Les animaux ont un esprit. Les humains aussi, plutôt vague et brumeux, d’ailleurs. Même les insectes en ont un, tout petits points de lumière dans l’obscurité du non-esprit.

Mémé se considérait comme une sorte d’experte ès esprits. Elle était à peu près sûre que les pays n’en avaient pas.

Ils n’étaient pas vivants, bon sang. Un pays, c’est, ben… c’est…

Attends. Attends… Une idée se faufila à pas de loup dans sa tête et s’efforça timidement d’attirer son attention.

Il y avait une possibilité pour que ces forêts obscures aient un esprit. Mémé se redressa sur son séant, un bout de pain préhistorique à la main, et contempla la cheminée, méditative. L’œil de son esprit à elle passa au travers, jusqu’aux allées d’arbres enneigées. Oui. Elle n’y avait encore jamais pensé. Évidemment, ce serait un esprit composé de tous les autres, plus petits, qu’il englobait : esprits de plantes, esprits d’oiseaux, esprits d’ours, même les esprits massifs et lents des arbres…

Elle s’assit dans son rocking-chair, lequel se mit à se balancer de son propre chef.

Elle avait toujours vu dans la forêt une créature vautrée, mais seulement métraforiquement, comme diraient les mages ; assoupie et ronronnante de bourdons en été, rugissante et déchaînée sous les coups du vent d’automne, pelotonnée en boule et endormie en hiver. Elle songea qu’outre un rassemblement d’éléments disparates, la forêt était aussi un tout. Vivante, mais pas vivante à la façon, disons, d’une musaraigne.

Et beaucoup plus lente.

Un détail sûrement important. À quel rythme battait un cœur de forêt ? Une fois par an peut-être. Oui, ça paraissait se tenir. Là-bas, la forêt attendait un soleil plus chaud et des jours plus longs qui injecteraient des millions de litres de sève à plusieurs dizaines de mètres de haut en un grand battement systolique trop puissant et trop lourd pour qu’on l’entende.

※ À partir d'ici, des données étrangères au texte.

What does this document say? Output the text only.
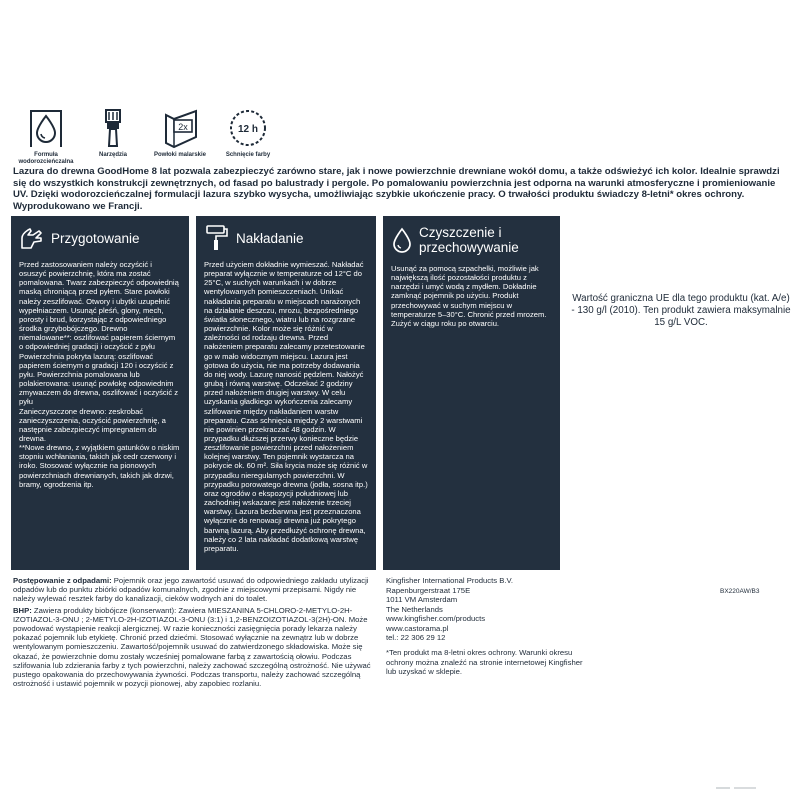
Formuła wodorozcieńczalna
Narzędzia
2x
Powłoki malarskie
12 h
Schnięcie farby

Lazura do drewna GoodHome 8 lat pozwala zabezpieczyć zarówno stare, jak i nowe powierzchnie drewniane wokół domu, a także odświeżyć ich kolor. Idealnie sprawdzi się do wszystkich konstrukcji zewnętrznych, od fasad po balustrady i pergole. Po pomalowaniu powierzchnia jest odporna na warunki atmosferyczne i promieniowanie UV. Dzięki wodorozcieńczalnej formulacji lazura szybko wysycha, umożliwiając szybkie ukończenie pracy. O trwałości produktu świadczy 8-letni* okres ochrony. Wyprodukowano we Francji.

Przygotowanie

Przed zastosowaniem należy oczyścić i osuszyć powierzchnię, która ma zostać pomalowana. Twarz zabezpieczyć odpowiednią maską chroniącą przed pyłem. Stare powłoki należy zeszlifować. Otwory i ubytki uzupełnić wypełniaczem. Usunąć pleśń, glony, mech, porosty i brud, korzystając z odpowiedniego środka grzybobójczego. Drewno niemalowane**: oszlifować papierem ściernym o odpowiedniej gradacji i oczyścić z pyłu

Powierzchnia pokryta lazurą: oszlifować papierem ściernym o gradacji 120 i oczyścić z pyłu. Powierzchnia pomalowana lub polakierowana: usunąć powłokę odpowiednim zmywaczem do drewna, oszlifować i oczyścić z pyłu

Zanieczyszczone drewno: zeskrobać zanieczyszczenia, oczyścić powierzchnię, a następnie zabezpieczyć impregnatem do drewna.

**Nowe drewno, z wyjątkiem gatunków o niskim stopniu wchłaniania, takich jak cedr czerwony i iroko. Stosować wyłącznie na pionowych powierzchniach drewnianych, takich jak drzwi, bramy, ogrodzenia itp.

Nakładanie

Przed użyciem dokładnie wymieszać. Nakładać preparat wyłącznie w temperaturze od 12°C do 25°C, w suchych warunkach i w dobrze wentylowanych pomieszczeniach. Unikać nakładania preparatu w miejscach narażonych na działanie deszczu, mrozu, bezpośredniego światła słonecznego, wiatru lub na rozgrzane powierzchnie. Kolor może się różnić w zależności od rodzaju drewna. Przed nałożeniem preparatu zalecamy przetestowanie go w mało widocznym miejscu. Lazura jest gotowa do użycia, nie ma potrzeby dodawania do niej wody. Lazurę nanosić pędzlem. Nałożyć grubą i równą warstwę. Odczekać 2 godziny przed nałożeniem drugiej warstwy. W celu uzyskania gładkiego wykończenia zalecamy szlifowanie między nakładaniem warstw preparatu. Czas schnięcia między 2 warstwami nie powinien przekraczać 48 godzin. W przypadku dłuższej przerwy konieczne będzie zeszlifowanie powierzchni przed nałożeniem kolejnej warstwy. Ten pojemnik wystarcza na pokrycie ok. 60 m². Siła krycia może się różnić w przypadku nieregularnych powierzchni. W przypadku porowatego drewna (jodła, sosna itp.) oraz ogrodów o ekspozycji południowej lub zachodniej wskazane jest nałożenie trzeciej warstwy. Lazura bezbarwna jest przeznaczona wyłącznie do renowacji drewna już pokrytego barwną lazurą. Aby przedłużyć ochronę drewna, należy co 2 lata nakładać dodatkową warstwę preparatu.

Czyszczenie i przechowywanie

Usunąć za pomocą szpachelki, możliwie jak największą ilość pozostałości produktu z narzędzi i umyć wodą z mydłem. Dokładnie zamknąć pojemnik po użyciu. Produkt przechowywać w suchym miejscu w temperaturze 5–30°C. Chronić przed mrozem. Zużyć w ciągu roku po otwarciu.

Wartość graniczna UE dla tego produktu (kat. A/e) - 130 g/l (2010). Ten produkt zawiera maksymalnie 15 g/L VOC.

Postępowanie z odpadami: Pojemnik oraz jego zawartość usuwać do odpowiedniego zakładu utylizacji odpadów lub do punktu zbiórki odpadów komunalnych, zgodnie z miejscowymi przepisami. Nigdy nie należy wylewać resztek farby do kanalizacji, cieków wodnych ani do toalet.

BHP: Zawiera produkty biobójcze (konserwant): Zawiera MIESZANINA 5-CHLORO-2-METYLO-2H-IZOTIAZOL-3-ONU ; 2-METYLO-2H-IZOTIAZOL-3-ONU (3:1) i 1,2-BENZOIZOTIAZOL-3(2H)-ON. Może powodować wystąpienie reakcji alergicznej. W razie konieczności zasięgnięcia porady lekarza należy pokazać pojemnik lub etykietę. Chronić przed dziećmi. Stosować wyłącznie na zewnątrz lub w dobrze wentylowanym pomieszczeniu. Zawartość/pojemnik usuwać do zatwierdzonego składowiska. Może się okazać, że powierzchnie domu zostały wcześniej pomalowane farbą z zawartością ołowiu. Podczas szlifowania lub zdzierania farby z tych powierzchni, należy zachować szczególną ostrożność. Nie używać pustego opakowania do przechowywania żywności. Podczas transportu, należy zachować szczególną ostrożność i ustawić pojemnik w pozycji pionowej, aby zapobiec rozlaniu.

Kingfisher International Products B.V.
Rapenburgerstraat 175E
1011 VM Amsterdam
The Netherlands
www.kingfisher.com/products
www.castorama.pl
tel.: 22 306 29 12
BX220AW/B3

*Ten produkt ma 8-letni okres ochrony. Warunki okresu ochrony można znaleźć na stronie internetowej Kingfisher lub uzyskać w sklepie.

Et ce fut à peu près à ce moment que Mémé se mordit la lèvre.

Elle venait de penser le mot « systolique », et il ne faisait sûrement pas partie de son vocabulaire.

Quelqu’un se trouvait dans sa tête avec elle.

Quelque chose.

Avait-elle vraiment pensé tout ça, ou l’avait-on pensé à travers elle ?

Furieuse, elle regarda par terre en s’efforçant de garder ses idées pour elle. Mais on lisait dans sa tête aussi facilement que si son crâne avait été de verre.

Mémé Ciredutemps se mit debout et ouvrit les rideaux.

Ils étaient là, sur ce qui – durant la saison chaude – tenait lieu de pelouse. Et tous sans exception la fixaient.

Au bout d’un moment, la porte de devant de la chaumière s’ouvrit. Un événement en soi ; comme la plupart des Béliérins, Mémé n’utilisait que la porte de derrière en toutes circonstances. Sauf trois où il convenait d’emprunter celle de devant, et dans chacune on se faisait porter.